The course will begin by defining the varieties of power inscribed in Shakespeare's plays, and proceed to explore the following questions. Is language gender-inflected? Do men and women speak "different" languages? How do power and gender affect each other? How do women negotiate power among themselves? How do men? How is power exerted and controlled in sexual relationships? How do unspoken social definitions exert their power over the politics of gender? Possible works studied will be drawn from The Rape of Lucrece, A Midsummer Night's Dream, The Taming of the Shrew, The Merchant of Venice, Much Ado About Nothing, As You Like It, All's Well That Ends Well, Othello, Macbeth, Troilus and Cressida, Coriolanus, Antony and Cleopatra, and The Winter's Tale. Dist: LIT. Course Group I.
This course will introduce students to medieval romance, one of the most popular genres of medieval literature and one that gives us some of the best-loved literary characters of all time. We will study the genre of romance, including Arthurian romance and other varieties, from the genre's inception. We will pay particular attention to the form of story-telling that it popularizes, the concept of love that it systematizes, and the notion of heroism on which it depends. We will privilege English romance and will therefore read many texts in their original Middle English. Dist: LIT; WCult: W. Course Group I.

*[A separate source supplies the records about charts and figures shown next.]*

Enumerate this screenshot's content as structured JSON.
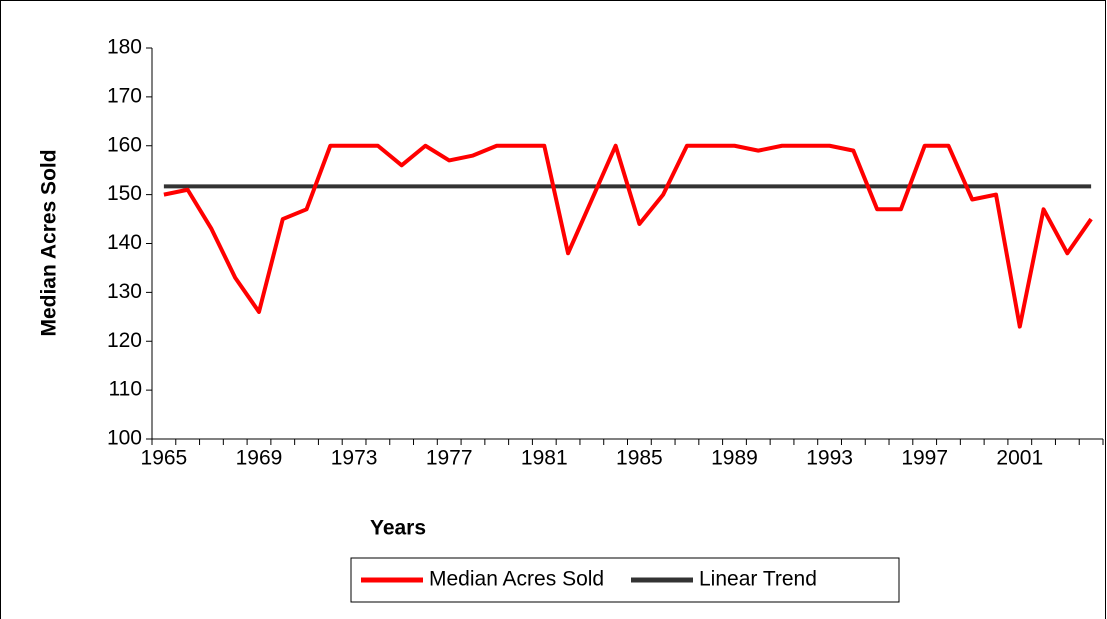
{
  "chart_data": {
    "type": "line",
    "x_label": "Years",
    "y_label": "Median Acres Sold",
    "categories": [
      "1965",
      null,
      null,
      null,
      "1969",
      null,
      null,
      null,
      "1973",
      null,
      null,
      null,
      "1977",
      null,
      null,
      null,
      "1981",
      null,
      null,
      null,
      "1985",
      null,
      null,
      null,
      "1989",
      null,
      null,
      null,
      "1993",
      null,
      null,
      null,
      "1997",
      null,
      null,
      null,
      "2001",
      null,
      null,
      null
    ],
    "series": [
      {
        "name": "Median Acres Sold",
        "color": "#ff0000",
        "values": [
          150,
          151,
          143,
          133,
          126,
          145,
          147,
          160,
          160,
          160,
          156,
          160,
          157,
          158,
          160,
          160,
          160,
          138,
          149,
          160,
          144,
          150,
          160,
          160,
          160,
          159,
          160,
          160,
          160,
          159,
          147,
          147,
          160,
          160,
          149,
          150,
          123,
          147,
          138,
          145
        ]
      },
      {
        "name": "Linear Trend",
        "color": "#333333",
        "values": [
          151.7,
          151.7,
          151.7,
          151.7,
          151.7,
          151.7,
          151.7,
          151.7,
          151.7,
          151.7,
          151.7,
          151.7,
          151.7,
          151.7,
          151.7,
          151.7,
          151.7,
          151.7,
          151.7,
          151.7,
          151.7,
          151.7,
          151.7,
          151.7,
          151.7,
          151.7,
          151.7,
          151.7,
          151.7,
          151.7,
          151.7,
          151.7,
          151.7,
          151.7,
          151.7,
          151.7,
          151.7,
          151.7,
          151.7,
          151.7
        ]
      }
    ],
    "ylim": [
      100,
      180
    ],
    "yticks": [
      100,
      110,
      120,
      130,
      140,
      150,
      160,
      170,
      180
    ],
    "grid": false,
    "legend": "bottom"
  }
}
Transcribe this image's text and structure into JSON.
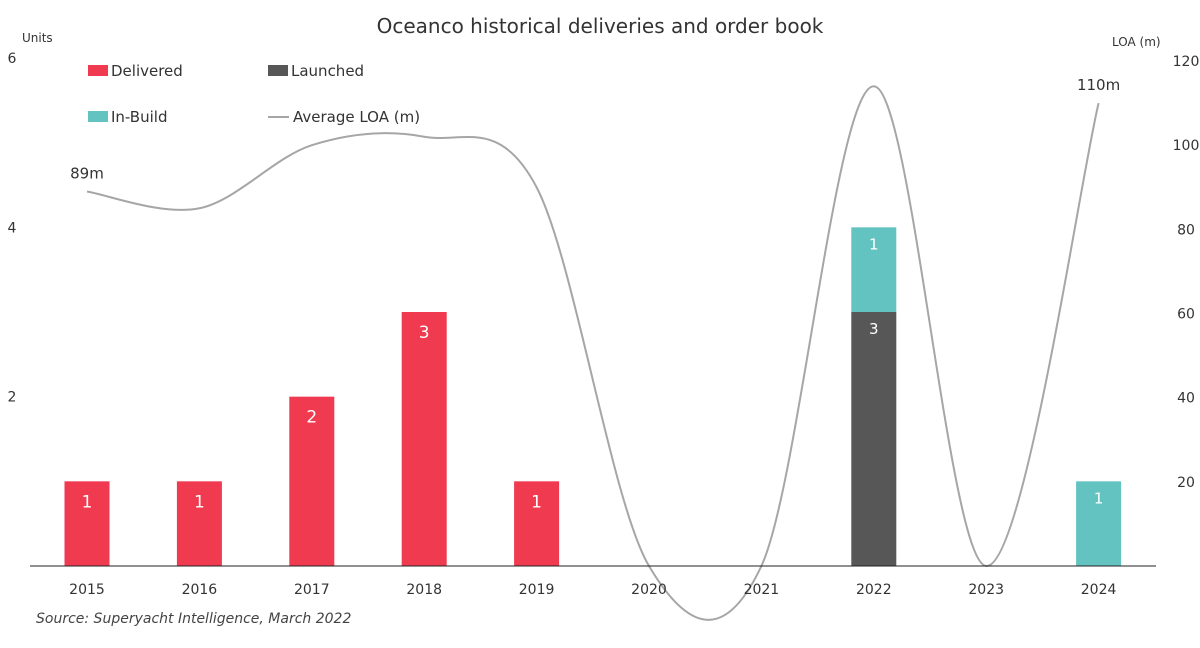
{
  "chart_data": {
    "type": "bar",
    "title": "Oceanco historical deliveries and order book",
    "ylabel": "Units",
    "y2label": "LOA (m)",
    "ylim": [
      0,
      6
    ],
    "y2lim": [
      0,
      120
    ],
    "yticks": [
      "2",
      "4",
      "6"
    ],
    "y2ticks": [
      "20",
      "40",
      "60",
      "80",
      "100",
      "120"
    ],
    "grid": false,
    "legend_placement": "top-left",
    "categories": [
      "2015",
      "2016",
      "2017",
      "2018",
      "2019",
      "2020",
      "2021",
      "2022",
      "2023",
      "2024"
    ],
    "series": [
      {
        "name": "Delivered",
        "color": "#EF3A50",
        "values": [
          1,
          1,
          2,
          3,
          1,
          0,
          0,
          0,
          0,
          0
        ]
      },
      {
        "name": "Launched",
        "color": "#575757",
        "values": [
          0,
          0,
          0,
          0,
          0,
          0,
          0,
          3,
          0,
          0
        ]
      },
      {
        "name": "In-Build",
        "color": "#62C3C0",
        "values": [
          0,
          0,
          0,
          0,
          0,
          0,
          0,
          1,
          0,
          1
        ]
      }
    ],
    "line": {
      "name": "Average LOA (m)",
      "color": "#A6A6A6",
      "axis": "right",
      "values": [
        89,
        85,
        100,
        102,
        90,
        0,
        0,
        114,
        0,
        110
      ]
    },
    "annotations": [
      {
        "category": "2015",
        "text": "89m"
      },
      {
        "category": "2024",
        "text": "110m"
      }
    ],
    "source": "Source: Superyacht Intelligence, March 2022"
  }
}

"The instruments of darkness tell us truths," warns Shakespeare's Macbeth. While the sixteenth and seventeenth centuries took a complex view of the occult—witch-hunts spawned widescale bloodshed while alchemy paved the way for modern chemistry—this senior seminar examines how Renaissance writers used supernatural events to interrogate social structures of power and identity. Closely reading poetry and drama by Shakespeare and his contemporaries, we will ask how transformations, hauntings, and spells productively trouble categories of gender, temporality, ecology, and the human. Working with early modern historical archives and literary experiments, from week to week we will be challenged to consider how imaginative fiction, perhaps even more than realism, captures the tension and possibility that define eras of radical cultural change. Dist: LIT; WCult. W. Course Group I.

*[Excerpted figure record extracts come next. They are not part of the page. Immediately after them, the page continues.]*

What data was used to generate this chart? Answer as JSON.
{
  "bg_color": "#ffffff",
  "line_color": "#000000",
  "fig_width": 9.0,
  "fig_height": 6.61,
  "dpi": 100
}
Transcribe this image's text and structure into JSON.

This course will study the aesthetic phenomenon and social ritual of forgiveness through readings from the second half of Shakespeare's career. In early modern England, the Protestant reformation had radically reshaped the dominant religious rituals of penance, confession, and absolution. Scholars have often argued that some of the traditions abolished, such as the richly imagined world of purgatory or the importance of intercessory forms of forgiveness, were sublimated into the secular drama of Shakespeare's stage. Our syllabus will test this argument by following Shakespeare's turn from revenge toward romance, "problem plays" and dark comedies. Readings in history, critical theory (Foucault on man as "confessing animal"), language philosophy (including J.L. Austin's How to Do Things with Words), and forays into contemporary fiction (including Miriam Toews' Women Talking) will inform and broaden our discussions. Is forgiveness differently satisfying or unsatisfying in life or in art? How do aesthetic experiences of reconciliation affect society? Ultimately our goal will be to track the alternative norms and sources of normativity revealed by a philological inquiry into cultural and literary texts as well as socio-linguistic practices whose contemporary analogues might include the confession booth, the rhetoric of the public apology, or the discourse of restorative justice today. Dist: LIT; WCult: W. Course Group I.